EPA’s issuance of Subpart W so late in 2010
has left very little time for facilities subject to the rule to make
their initial applicability determinations and undertake whatever
preparatory steps are necessary before it becomes effective. Covered
sources are required to begin data collection on January 1, 2011, with
the first annual report to be submitted on March 31, 2012, for calendar
year 2011 emissions. Companies potentially affected by the final rule
are encouraged to take quick action to make a formal determination
regarding Subpart W’s applicability before the rule’s requirements take
effect. EPA plans to develop voluntary screening tools for the industry
to assist potential reporters in determining the applicability of
Subpart W, which the agency anticipates will be based on easily
determined inputs such as major equipment or operational counts.
Generally, these applicability tools would only serve as a guide to
identify those facilities that are clearly well below or well above the
reporting threshold, while those facilities that are close to the
threshold and will need to collect further information to confirm
whether they fall within the scope of Subpart W.

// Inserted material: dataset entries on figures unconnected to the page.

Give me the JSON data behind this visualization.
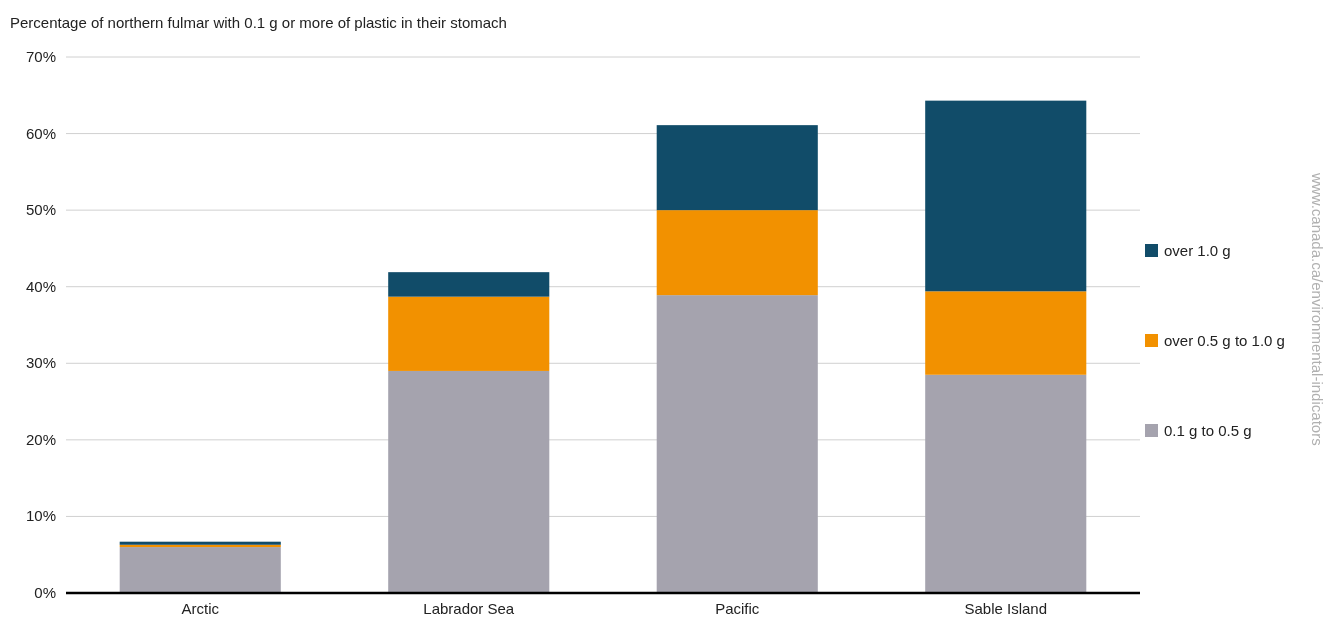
{
  "chart_data": {
    "type": "bar",
    "title": "Percentage of northern fulmar with 0.1 g or more of plastic in their stomach",
    "categories": [
      "Arctic",
      "Labrador Sea",
      "Pacific",
      "Sable Island"
    ],
    "stacked": true,
    "series": [
      {
        "name": "0.1 g to 0.5 g",
        "color": "#a5a3ae",
        "values": [
          6.0,
          29.0,
          38.9,
          28.5
        ]
      },
      {
        "name": "over 0.5 g to 1.0 g",
        "color": "#f29100",
        "values": [
          0.3,
          9.7,
          11.1,
          10.9
        ]
      },
      {
        "name": "over 1.0 g",
        "color": "#114c69",
        "values": [
          0.4,
          3.2,
          11.1,
          24.9
        ]
      }
    ],
    "ylim": [
      0,
      70
    ],
    "yticks": [
      {
        "value": 0,
        "label": "0%"
      },
      {
        "value": 10,
        "label": "10%"
      },
      {
        "value": 20,
        "label": "20%"
      },
      {
        "value": 30,
        "label": "30%"
      },
      {
        "value": 40,
        "label": "40%"
      },
      {
        "value": 50,
        "label": "50%"
      },
      {
        "value": 60,
        "label": "60%"
      },
      {
        "value": 70,
        "label": "70%"
      }
    ],
    "grid": "y",
    "legend": "right",
    "annotations": [
      "www.canada.ca/environmental-indicators"
    ]
  }
}
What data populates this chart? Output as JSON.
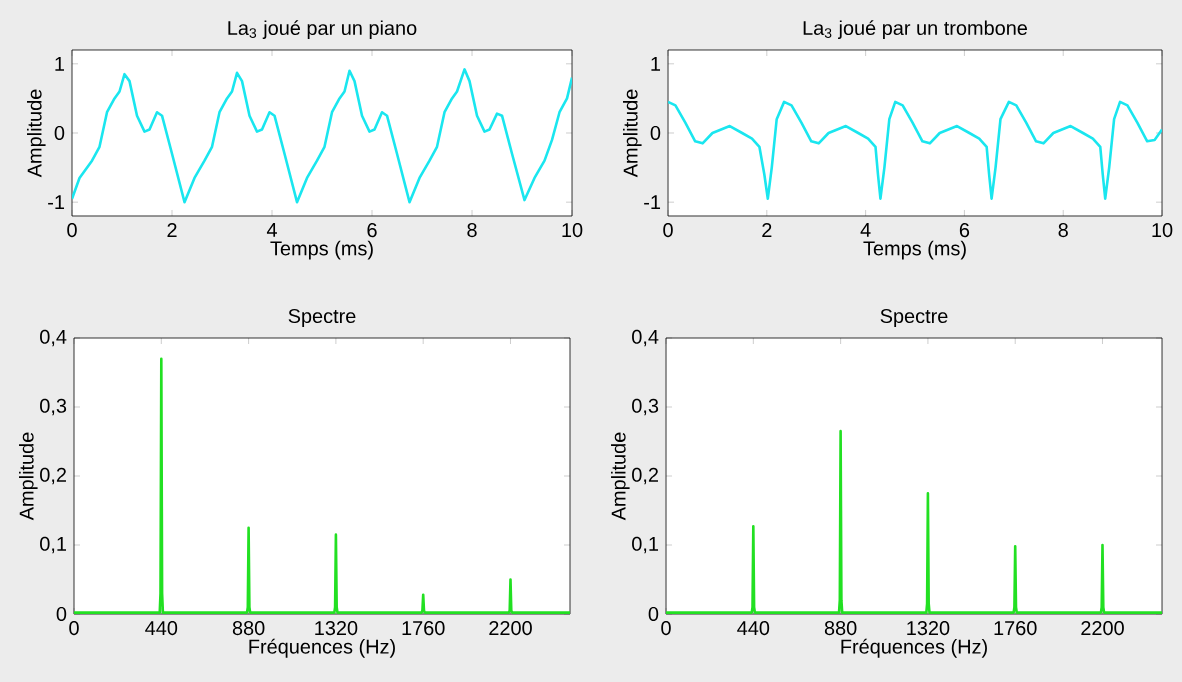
{
  "chart_data": [
    {
      "type": "line",
      "title": "La$_{3}$ joué par un piano",
      "xlabel": "Temps (ms)",
      "ylabel": "Amplitude",
      "x": [
        0,
        0.15,
        0.4,
        0.55,
        0.7,
        0.85,
        0.95,
        1.05,
        1.15,
        1.3,
        1.45,
        1.55,
        1.7,
        1.8,
        2.0,
        2.25,
        2.45,
        2.65,
        2.8,
        2.95,
        3.1,
        3.2,
        3.3,
        3.4,
        3.55,
        3.7,
        3.8,
        3.95,
        4.05,
        4.25,
        4.5,
        4.7,
        4.9,
        5.05,
        5.2,
        5.35,
        5.45,
        5.55,
        5.65,
        5.8,
        5.95,
        6.05,
        6.2,
        6.3,
        6.5,
        6.75,
        6.95,
        7.15,
        7.3,
        7.45,
        7.6,
        7.7,
        7.85,
        7.95,
        8.1,
        8.25,
        8.35,
        8.5,
        8.6,
        8.8,
        9.05,
        9.25,
        9.45,
        9.6,
        9.75,
        9.9,
        10
      ],
      "series": [
        {
          "color": "#1ae6ef",
          "values": [
            -0.95,
            -0.65,
            -0.4,
            -0.2,
            0.3,
            0.5,
            0.6,
            0.85,
            0.75,
            0.25,
            0.02,
            0.05,
            0.3,
            0.25,
            -0.3,
            -1.0,
            -0.65,
            -0.4,
            -0.2,
            0.3,
            0.5,
            0.6,
            0.87,
            0.75,
            0.25,
            0.02,
            0.05,
            0.3,
            0.25,
            -0.3,
            -1.0,
            -0.65,
            -0.4,
            -0.2,
            0.3,
            0.5,
            0.6,
            0.9,
            0.75,
            0.25,
            0.02,
            0.05,
            0.3,
            0.25,
            -0.3,
            -1.0,
            -0.65,
            -0.4,
            -0.2,
            0.3,
            0.5,
            0.6,
            0.92,
            0.75,
            0.25,
            0.02,
            0.05,
            0.28,
            0.25,
            -0.3,
            -0.97,
            -0.65,
            -0.4,
            -0.1,
            0.3,
            0.5,
            0.8
          ]
        }
      ],
      "xlim": [
        0,
        10
      ],
      "ylim": [
        -1.2,
        1.2
      ],
      "xticks": [
        0,
        2,
        4,
        6,
        8,
        10
      ],
      "yticks": [
        -1,
        0,
        1
      ]
    },
    {
      "type": "line",
      "title": "La$_{3}$ joué par un trombone",
      "xlabel": "Temps (ms)",
      "ylabel": "Amplitude",
      "x": [
        0,
        0.15,
        0.35,
        0.55,
        0.7,
        0.9,
        1.25,
        1.5,
        1.7,
        1.85,
        1.95,
        2.02,
        2.1,
        2.2,
        2.35,
        2.5,
        2.7,
        2.9,
        3.05,
        3.25,
        3.6,
        3.85,
        4.05,
        4.2,
        4.25,
        4.3,
        4.38,
        4.48,
        4.6,
        4.75,
        4.95,
        5.15,
        5.3,
        5.5,
        5.85,
        6.1,
        6.3,
        6.45,
        6.5,
        6.55,
        6.63,
        6.73,
        6.9,
        7.05,
        7.25,
        7.45,
        7.6,
        7.8,
        8.15,
        8.4,
        8.6,
        8.75,
        8.8,
        8.85,
        8.93,
        9.03,
        9.15,
        9.3,
        9.5,
        9.7,
        9.85,
        10
      ],
      "series": [
        {
          "color": "#1ae6ef",
          "values": [
            0.45,
            0.4,
            0.15,
            -0.12,
            -0.15,
            0,
            0.1,
            0,
            -0.08,
            -0.2,
            -0.6,
            -0.95,
            -0.5,
            0.2,
            0.45,
            0.4,
            0.15,
            -0.12,
            -0.15,
            0,
            0.1,
            0,
            -0.08,
            -0.2,
            -0.6,
            -0.95,
            -0.5,
            0.2,
            0.45,
            0.4,
            0.15,
            -0.12,
            -0.15,
            0,
            0.1,
            0,
            -0.08,
            -0.2,
            -0.6,
            -0.95,
            -0.5,
            0.2,
            0.45,
            0.4,
            0.15,
            -0.12,
            -0.15,
            0,
            0.1,
            0,
            -0.08,
            -0.2,
            -0.6,
            -0.95,
            -0.5,
            0.2,
            0.45,
            0.4,
            0.15,
            -0.12,
            -0.1,
            0.05
          ]
        }
      ],
      "xlim": [
        0,
        10
      ],
      "ylim": [
        -1.2,
        1.2
      ],
      "xticks": [
        0,
        2,
        4,
        6,
        8,
        10
      ],
      "yticks": [
        -1,
        0,
        1
      ]
    },
    {
      "type": "line",
      "title": "Spectre",
      "xlabel": "Fréquences (Hz)",
      "ylabel": "Amplitude",
      "x": [
        0,
        432,
        436,
        440,
        444,
        448,
        872,
        876,
        880,
        884,
        888,
        1312,
        1316,
        1320,
        1324,
        1328,
        1752,
        1756,
        1760,
        1764,
        1768,
        2192,
        2196,
        2200,
        2204,
        2208,
        2500
      ],
      "series": [
        {
          "color": "#22e022",
          "values": [
            0.002,
            0.002,
            0.03,
            0.37,
            0.03,
            0.002,
            0.002,
            0.01,
            0.125,
            0.01,
            0.002,
            0.002,
            0.01,
            0.115,
            0.01,
            0.002,
            0.002,
            0.005,
            0.028,
            0.005,
            0.002,
            0.002,
            0.005,
            0.05,
            0.005,
            0.002,
            0.002
          ]
        }
      ],
      "xlim": [
        0,
        2500
      ],
      "ylim": [
        0,
        0.4
      ],
      "xticks": [
        0,
        440,
        880,
        1320,
        1760,
        2200
      ],
      "yticks": [
        0,
        {
          "value": 0.1,
          "label": "0,1"
        },
        {
          "value": 0.2,
          "label": "0,2"
        },
        {
          "value": 0.3,
          "label": "0,3"
        },
        {
          "value": 0.4,
          "label": "0,4"
        }
      ]
    },
    {
      "type": "line",
      "title": "Spectre",
      "xlabel": "Fréquences (Hz)",
      "ylabel": "Amplitude",
      "x": [
        0,
        432,
        436,
        440,
        444,
        448,
        872,
        876,
        880,
        884,
        888,
        1312,
        1316,
        1320,
        1324,
        1328,
        1752,
        1756,
        1760,
        1764,
        1768,
        2192,
        2196,
        2200,
        2204,
        2208,
        2500
      ],
      "series": [
        {
          "color": "#22e022",
          "values": [
            0.002,
            0.002,
            0.01,
            0.127,
            0.01,
            0.002,
            0.002,
            0.02,
            0.265,
            0.02,
            0.002,
            0.002,
            0.015,
            0.175,
            0.015,
            0.002,
            0.002,
            0.01,
            0.098,
            0.01,
            0.002,
            0.002,
            0.01,
            0.1,
            0.01,
            0.002,
            0.002
          ]
        }
      ],
      "xlim": [
        0,
        2500
      ],
      "ylim": [
        0,
        0.4
      ],
      "xticks": [
        0,
        440,
        880,
        1320,
        1760,
        2200
      ],
      "yticks": [
        0,
        {
          "value": 0.1,
          "label": "0,1"
        },
        {
          "value": 0.2,
          "label": "0,2"
        },
        {
          "value": 0.3,
          "label": "0,3"
        },
        {
          "value": 0.4,
          "label": "0,4"
        }
      ]
    }
  ]
}
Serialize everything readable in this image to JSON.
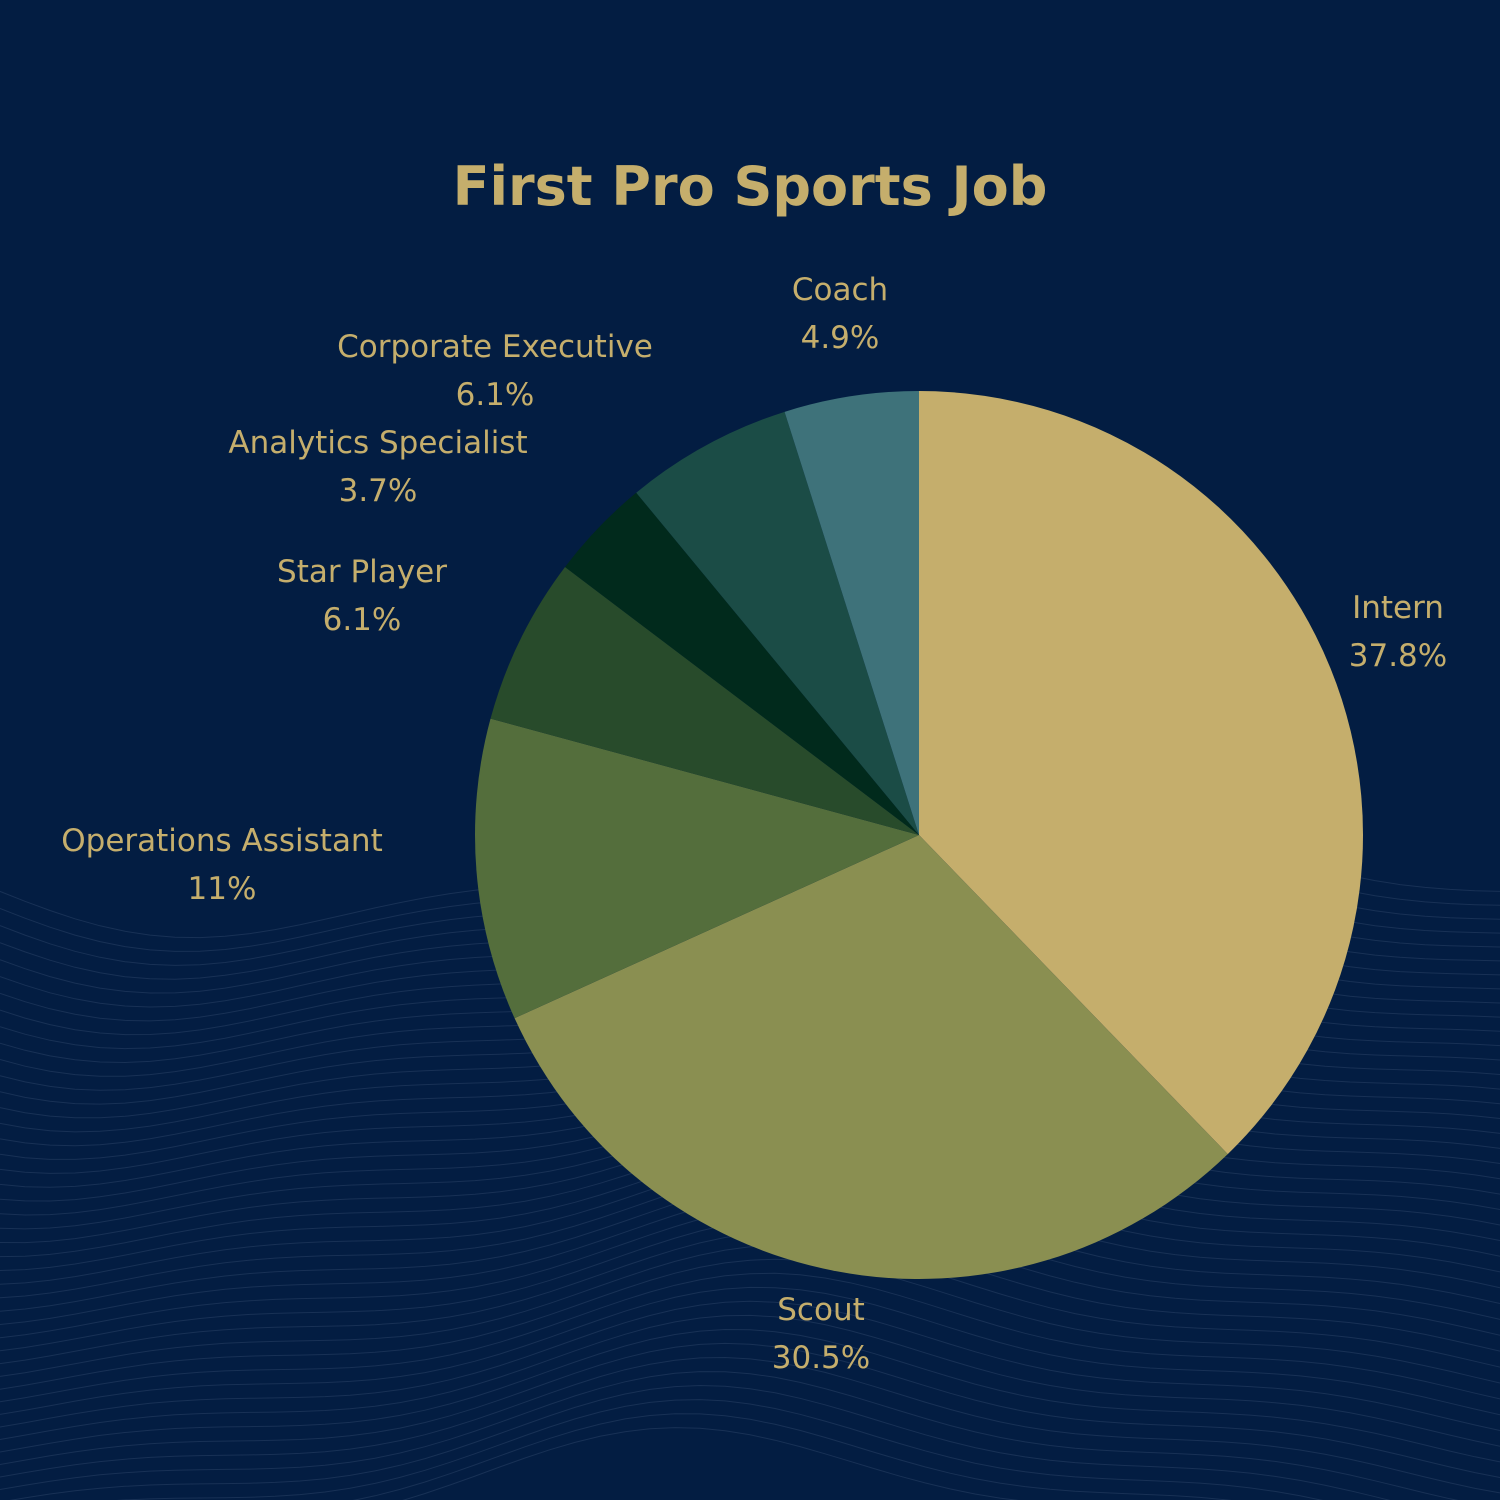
{
  "chart_data": {
    "type": "pie",
    "title": "First Pro Sports Job",
    "start_angle_deg": 0,
    "direction": "clockwise",
    "slices": [
      {
        "label": "Intern",
        "value": 37.8,
        "value_label": "37.8%",
        "color": "#c5ae6c"
      },
      {
        "label": "Scout",
        "value": 30.5,
        "value_label": "30.5%",
        "color": "#8a8f51"
      },
      {
        "label": "Operations Assistant",
        "value": 11,
        "value_label": "11%",
        "color": "#546e3c"
      },
      {
        "label": "Star Player",
        "value": 6.1,
        "value_label": "6.1%",
        "color": "#284b2b"
      },
      {
        "label": "Analytics Specialist",
        "value": 3.7,
        "value_label": "3.7%",
        "color": "#012a1c"
      },
      {
        "label": "Corporate Executive",
        "value": 6.1,
        "value_label": "6.1%",
        "color": "#1b4c46"
      },
      {
        "label": "Coach",
        "value": 4.9,
        "value_label": "4.9%",
        "color": "#3e727a"
      }
    ]
  },
  "colors": {
    "background": "#031d42",
    "text": "#c5ae6c",
    "wave_lines": "#2a4266"
  }
}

Additional information regarding Subpart W is available at EPA’s website. We will be happy to assist in interpreting the requirements of this important new rule.



by M. Katherine Crockett



For more information on this topic, please contact:
M. Katherine Crockett
304.340.3832

[email protected] This e-mail address is being protected from spambots. You need JavaScript enabled to view it


 


Footnotes:


1In an important clarification actively sought by
industry, EPA has emphasized that this definition of “facility” for
onshore production facilities is limited to Subpart W and does not
impact other EPA air regulations. Nevertheless, this definition may set a
troubling precedent regarding the legitimacy and viability of
aggregating emissions from multiple wells in future air-related
regulatory efforts.



2In EPA’s analysis of average emissions associated with
individual well pads, emissions ranged from 370 metric tpy CO2e (so that
approximately 68 wells equals 25,000 metric tpy CO2e) to approximately
4927 metric tpy CO2e (so that approximately five wells equals 25,000
metric tpy CO2e). EPA,
Greenhouse Gas Emissions Reporting from the Petroleum and Natural Gas
Industry: Background Technical Support Document, p. 31
. Some very low-producing wells may have annual emissions that fall below EPA’s low-end estimate.